Peer PRO’s and CON’s

  • “Great food everywhere (no authentic, good Chinese food though, I have to emphasize this).”

It’s easy to change your surroundings. You don’t have to travel far outside the city to find amazing beaches (30-45 minutes will put you on the “north” or “south” shore, and a little over an hour will get to you the beginning of “the Cape”). And because the state (well, technically, it’s a commonwealth) is small, you can get to parts of Rhode Island, Connecticut, Maine, and New Hampshire in less than two hours. The mountains of Vermont are three hours away, and New York is four or five.

Peer PRO’s

  • “I love that Boston is so close to the mountains of New Hampshire and Vermont, the beaches of Maine and Cape Cod, and the countryside of the Berkshires. It’s nice to be able to hop in a car, drive just two hours, and be someplace totally different.”

Who Might NOT Like Boston
People who are used to punctual, reliable subway service. In your state/country, when it says, “Next train in five minutes,” the next train probably really does come in five minutes. Don’t expect the same in Boston. It can often take quite a while to get anywhere in Boston on the “T,” even if it’s just a couple stops away. No one knows why. It just happens. Many cited this as a negative.

Peer CON’s

  • “The public transportation here gets a solid rating of ‘Meh’ in my opinion.”
  • “Unreliable public transportation.”
  • “The T is unreliable and does not run very late at night, which can be a drag.”
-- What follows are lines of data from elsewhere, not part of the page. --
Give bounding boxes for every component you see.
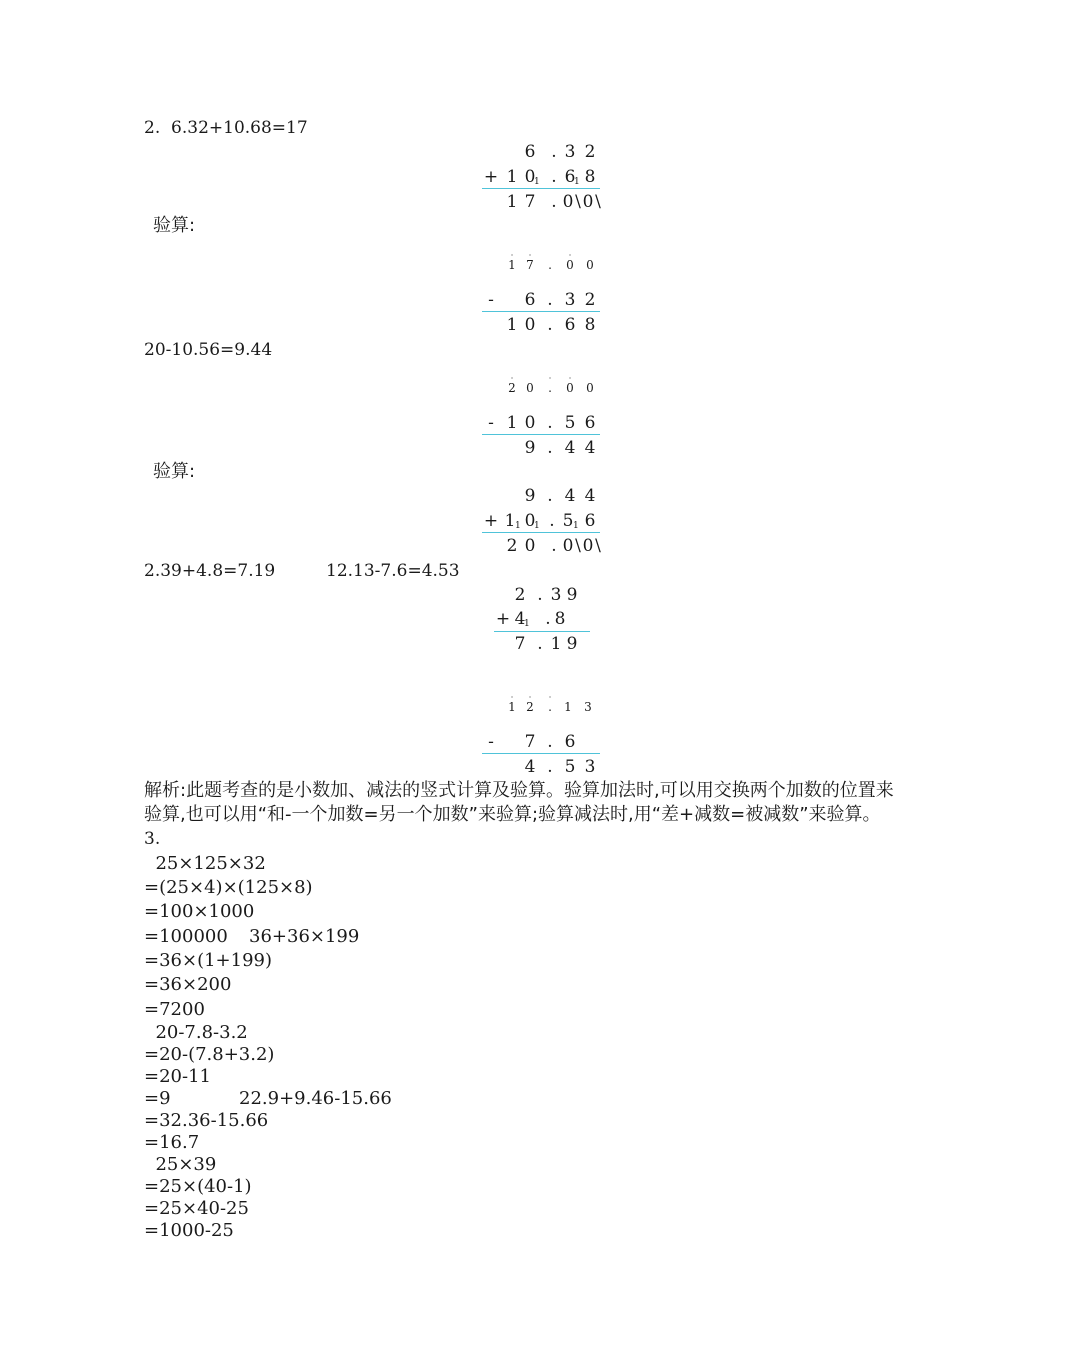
digit: 6 — [564, 167, 576, 187]
digit: 7 — [514, 634, 526, 654]
digit: . — [537, 634, 543, 654]
strike-mark: \ — [595, 192, 601, 212]
digit: . — [545, 609, 551, 629]
digit: 1 — [564, 700, 572, 714]
calc-rule — [482, 434, 600, 435]
digit: 2 — [506, 536, 518, 556]
digit: 6 — [584, 413, 596, 433]
calc-step: =36×200 — [144, 974, 232, 995]
calc-rule — [482, 532, 600, 533]
plus-sign: + — [495, 609, 511, 629]
digit: 9 — [524, 486, 536, 506]
equation-addition: 2.39+4.8=7.19 — [144, 561, 276, 581]
analysis-text: 验算,也可以用“和-一个加数=另一个加数”来验算;验算减法时,用“差+减数=被减数”来验算。 — [144, 804, 881, 825]
digit: . — [551, 167, 557, 187]
carry-mark: 1 — [574, 177, 580, 187]
digit: 0 — [582, 192, 594, 212]
digit: . — [547, 413, 553, 433]
question-2-heading: 2. 6.32+10.68=17 — [144, 118, 308, 138]
calc-expression: 22.9+9.46-15.66 — [239, 1088, 392, 1109]
digit: 0 — [582, 536, 594, 556]
equation-subtraction: 12.13-7.6=4.53 — [326, 561, 460, 581]
digit: 0 — [566, 258, 574, 272]
calc-step: =(25×4)×(125×8) — [144, 877, 313, 898]
digit: . — [547, 486, 553, 506]
strike-mark: \ — [595, 536, 601, 556]
carry-mark: 1 — [573, 521, 579, 531]
digit: . — [537, 585, 543, 605]
calc-step: =16.7 — [144, 1132, 200, 1153]
digit: 6 — [584, 511, 596, 531]
calc-rule — [482, 753, 600, 754]
digit: 8 — [584, 167, 596, 187]
calc-step: =9 — [144, 1088, 171, 1109]
digit: 0 — [524, 536, 536, 556]
calc-step: 25×39 — [144, 1154, 217, 1175]
digit: 4 — [564, 438, 576, 458]
carry-mark: 1 — [515, 521, 521, 531]
digit: 6 — [564, 732, 576, 752]
digit: 4 — [514, 609, 526, 629]
digit: . — [547, 315, 553, 335]
digit: 0 — [526, 381, 534, 395]
digit: 9 — [566, 585, 578, 605]
calc-step: =1000-25 — [144, 1220, 234, 1241]
calc-step: =25×40-25 — [144, 1198, 249, 1219]
digit: 7 — [524, 732, 536, 752]
digit: . — [547, 757, 553, 777]
digit: . — [547, 732, 553, 752]
digit: 0 — [524, 413, 536, 433]
digit: . — [551, 536, 557, 556]
digit: 3 — [584, 757, 596, 777]
digit: 0 — [562, 192, 574, 212]
digit: 1 — [506, 413, 518, 433]
digit: 2 — [508, 381, 516, 395]
digit: 9 — [566, 634, 578, 654]
digit: 1 — [506, 192, 518, 212]
carry-mark: 1 — [534, 177, 540, 187]
digit: 1 — [550, 634, 562, 654]
carry-mark: 1 — [534, 521, 540, 531]
digit: 2 — [584, 142, 596, 162]
strike-mark: \ — [575, 536, 581, 556]
digit: 5 — [564, 413, 576, 433]
carry-mark: 1 — [524, 619, 530, 629]
digit: 0 — [586, 258, 594, 272]
digit: . — [547, 290, 553, 310]
calc-step: =100000 — [144, 926, 228, 947]
digit: 4 — [584, 486, 596, 506]
digit: 9 — [524, 438, 536, 458]
calc-rule — [482, 188, 600, 189]
minus-sign: - — [488, 413, 494, 433]
digit: 4 — [564, 486, 576, 506]
digit: 8 — [554, 609, 566, 629]
digit: 6 — [564, 315, 576, 335]
strike-mark: \ — [575, 192, 581, 212]
digit: 5 — [564, 757, 576, 777]
digit: 0 — [524, 167, 536, 187]
digit: 0 — [586, 381, 594, 395]
calc-step: 25×125×32 — [144, 853, 266, 874]
minus-sign: - — [488, 732, 494, 752]
check-label: 验算: — [153, 461, 196, 482]
equation-subtraction: 20-10.56=9.44 — [144, 340, 273, 360]
digit: 0 — [562, 536, 574, 556]
calc-step: =20-(7.8+3.2) — [144, 1044, 275, 1065]
check-label: 验算: — [153, 215, 196, 236]
digit: 1 — [506, 315, 518, 335]
digit: . — [551, 192, 557, 212]
digit: . — [548, 258, 552, 272]
plus-sign: + — [483, 511, 499, 531]
digit: 0 — [524, 511, 536, 531]
calc-step: =25×(40-1) — [144, 1176, 252, 1197]
digit: 1 — [504, 511, 516, 531]
digit: 0 — [524, 315, 536, 335]
digit: 8 — [584, 315, 596, 335]
calc-expression: 36+36×199 — [249, 926, 360, 947]
calc-step: =20-11 — [144, 1066, 211, 1087]
digit: 2 — [526, 700, 534, 714]
digit: 4 — [524, 757, 536, 777]
digit: 1 — [506, 167, 518, 187]
digit: . — [548, 381, 552, 395]
calc-step: =100×1000 — [144, 901, 255, 922]
calc-rule — [494, 631, 590, 632]
calc-rule — [482, 311, 600, 312]
digit: 3 — [550, 585, 562, 605]
digit: 2 — [584, 290, 596, 310]
digit: . — [548, 700, 552, 714]
digit: 7 — [526, 258, 534, 272]
calc-step: =36×(1+199) — [144, 950, 273, 971]
digit: 5 — [562, 511, 574, 531]
digit: 3 — [584, 700, 592, 714]
digit: 6 — [524, 142, 536, 162]
digit: . — [551, 142, 557, 162]
question-3-number: 3. — [144, 829, 161, 849]
digit: 3 — [564, 142, 576, 162]
analysis-text: 解析:此题考查的是小数加、减法的竖式计算及验算。验算加法时,可以用交换两个加数的位置来 — [144, 780, 894, 801]
plus-sign: + — [483, 167, 499, 187]
digit: . — [547, 438, 553, 458]
digit: . — [549, 511, 555, 531]
calc-step: =7200 — [144, 999, 205, 1020]
digit: 1 — [508, 700, 516, 714]
calc-step: 20-7.8-3.2 — [144, 1022, 248, 1043]
digit: 0 — [566, 381, 574, 395]
digit: 1 — [508, 258, 516, 272]
minus-sign: - — [488, 290, 494, 310]
digit: 4 — [584, 438, 596, 458]
digit: 6 — [524, 290, 536, 310]
digit: 3 — [564, 290, 576, 310]
digit: 7 — [524, 192, 536, 212]
calc-step: =32.36-15.66 — [144, 1110, 269, 1131]
digit: 2 — [514, 585, 526, 605]
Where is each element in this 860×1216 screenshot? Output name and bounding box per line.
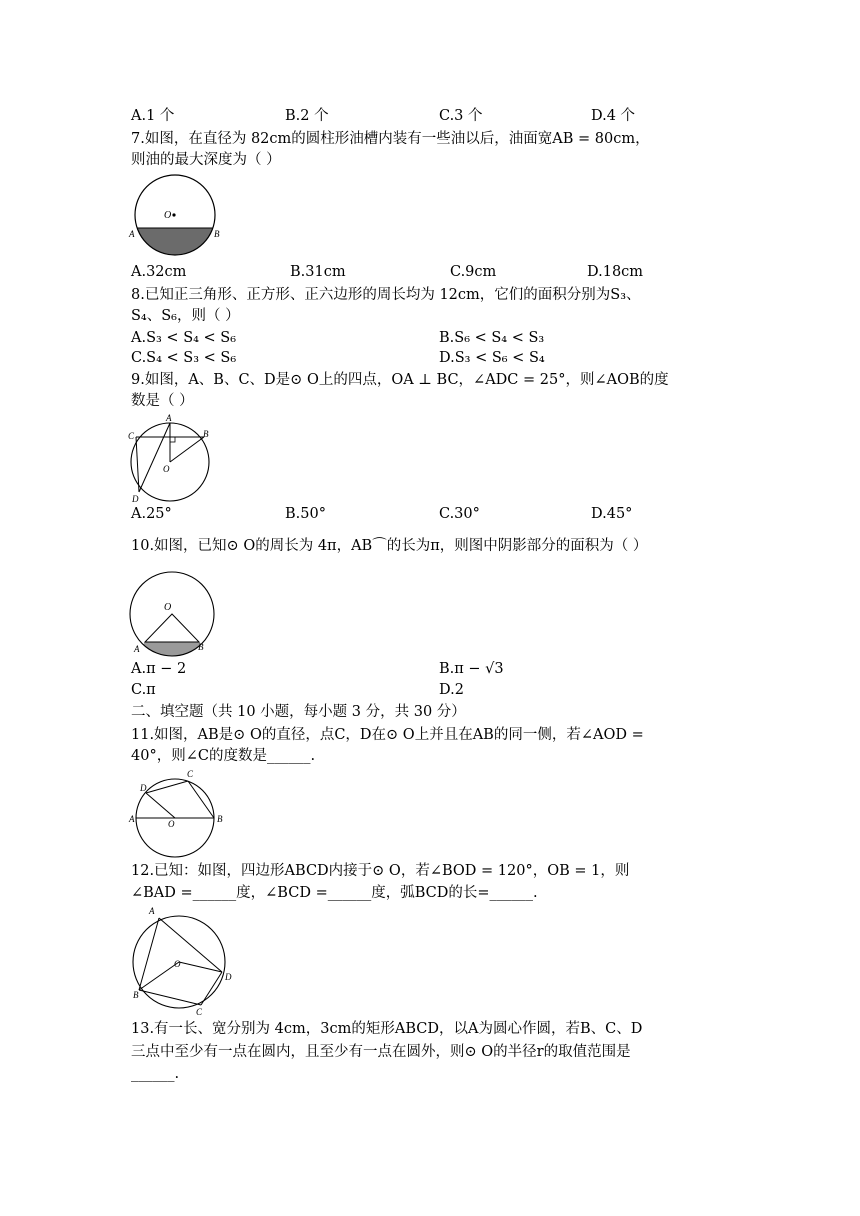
q12-label-d: D	[225, 972, 232, 982]
section-2-heading: 二、填空题（共 10 小题，每小题 3 分，共 30 分）	[131, 704, 466, 720]
q6-option-c: C.3 个	[439, 108, 483, 124]
q9-label-a: A	[166, 413, 172, 423]
q7-label-a: A	[129, 229, 135, 239]
q9-label-c: C	[128, 431, 135, 441]
q13-text-line1: 13.有一长、宽分别为 4cm，3cm的矩形ABCD，以A为圆心作圆，若B、C、D	[131, 1021, 643, 1037]
q9-label-b: B	[203, 429, 209, 439]
q11-label-d: D	[140, 783, 147, 793]
q8-option-b: B.S₆ < S₄ < S₃	[439, 330, 545, 346]
q8-option-c: C.S₄ < S₃ < S₆	[131, 350, 237, 366]
q11-text-line1: 11.如图，AB是⊙ O的直径，点C，D在⊙ O上并且在AB的同一侧，若∠AOD =	[131, 727, 644, 743]
q9-label-d: D	[132, 494, 139, 504]
q9-label-o: O	[163, 464, 170, 474]
q7-label-o: O	[164, 210, 172, 221]
q7-option-c: C.9cm	[450, 264, 497, 280]
q6-option-b: B.2 个	[285, 108, 329, 124]
q9-circle-figure	[126, 410, 216, 506]
q10-label-o: O	[164, 602, 172, 613]
q10-option-b: B.π − √3	[439, 661, 504, 677]
q7-option-a: A.32cm	[131, 264, 187, 280]
q10-label-b: B	[198, 642, 204, 652]
q10-circle-figure	[126, 570, 218, 660]
q10-label-a: A	[134, 644, 140, 654]
q9-option-b: B.50°	[285, 506, 326, 522]
q8-text-line1: 8.已知正三角形、正方形、正六边形的周长均为 12cm，它们的面积分别为S₃、	[131, 287, 641, 303]
q6-option-a: A.1 个	[131, 108, 175, 124]
q13-text-line2: 三点中至少有一点在圆内，且至少有一点在圆外，则⊙ O的半径r的取值范围是	[131, 1044, 631, 1060]
q8-text-line2: S₄、S₆，则（ ）	[131, 308, 240, 324]
q11-label-o: O	[168, 819, 175, 829]
q7-center-point	[172, 213, 175, 216]
q7-option-b: B.31cm	[290, 264, 346, 280]
q10-option-c: C.π	[131, 682, 156, 698]
q7-option-d: D.18cm	[587, 264, 644, 280]
q10-text-line1: 10.如图，已知⊙ O的周长为 4π，AB⌒的长为π，则图中阴影部分的面积为（ ）	[131, 538, 648, 554]
q11-label-a: A	[129, 814, 135, 824]
q11-label-b: B	[217, 814, 223, 824]
q9-option-a: A.25°	[131, 506, 172, 522]
q12-text-line1: 12.已知：如图，四边形ABCD内接于⊙ O，若∠BOD = 120°，OB = 1，则	[131, 863, 630, 879]
q9-option-c: C.30°	[439, 506, 480, 522]
q8-option-a: A.S₃ < S₄ < S₆	[131, 330, 237, 346]
q10-option-a: A.π − 2	[131, 661, 187, 677]
q8-option-d: D.S₃ < S₆ < S₄	[439, 350, 545, 366]
q12-text-line2: ∠BAD =______度，∠BCD =______度，弧BCD的长=______.	[131, 885, 538, 901]
q12-label-a: A	[149, 906, 155, 916]
q9-text-line1: 9.如图，A、B、C、D是⊙ O上的四点，OA ⊥ BC，∠ADC = 25°，则∠AOB的度	[131, 372, 669, 388]
q9-text-line2: 数是（ ）	[131, 393, 194, 409]
q9-option-d: D.45°	[591, 506, 633, 522]
q7-oil-tank-figure	[128, 172, 228, 258]
q11-text-line2: 40°，则∠C的度数是______.	[131, 748, 316, 764]
q7-label-b: B	[214, 229, 220, 239]
q7-text-line2: 则油的最大深度为（ ）	[131, 152, 281, 168]
q11-circle-figure	[128, 767, 230, 859]
q6-option-d: D.4 个	[591, 108, 636, 124]
q10-option-d: D.2	[439, 682, 464, 698]
q11-label-c: C	[187, 769, 194, 779]
q12-label-o: O	[174, 959, 181, 969]
q12-label-c: C	[196, 1007, 203, 1017]
q13-text-line3: ______.	[131, 1066, 180, 1082]
q12-cyclic-quadrilateral-figure	[128, 904, 238, 1016]
q12-label-b: B	[133, 990, 139, 1000]
q7-text-line1: 7.如图，在直径为 82cm的圆柱形油槽内装有一些油以后，油面宽AB = 80cm，	[131, 131, 650, 147]
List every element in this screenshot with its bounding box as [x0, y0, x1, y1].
People who don’t like extreme weather. Boston can be uncomfortably hot and humid in the summer and uncomfortably cold and snowy in the winter. Spring can either come or not come (but when it comes, it’s totally worth the wait), and fall almost always seems to come too early. The winters are long and it gets dark before 5 pm for what seems like an eternity. People complain a lot about the weather.

Peer CON’s

  • “Can it be worse in winter?”

Party animals. Despite the large student population, Boston is as much “town” as it is “gown.” And the town part can be pretty conservative in funny ways. Almost nothing is open 24 hours. Clubs, bars, and most kinds of “nightlife” establishments don’t stay open past 2 AM. People who are looking for a city that never sleeps aren’t likely to find it here.

Yankees fans. New Yorkers are always welcome, though.

People who dislike hipsters. There are a lot of hipsters here, whatever that means. People can get pretty pretentious and go to great lengths to look like they didn’t go to great lengths to look cool. It’s not all bad, though: better coffee shops, farmer’s markets, retro cocktails, food trucks.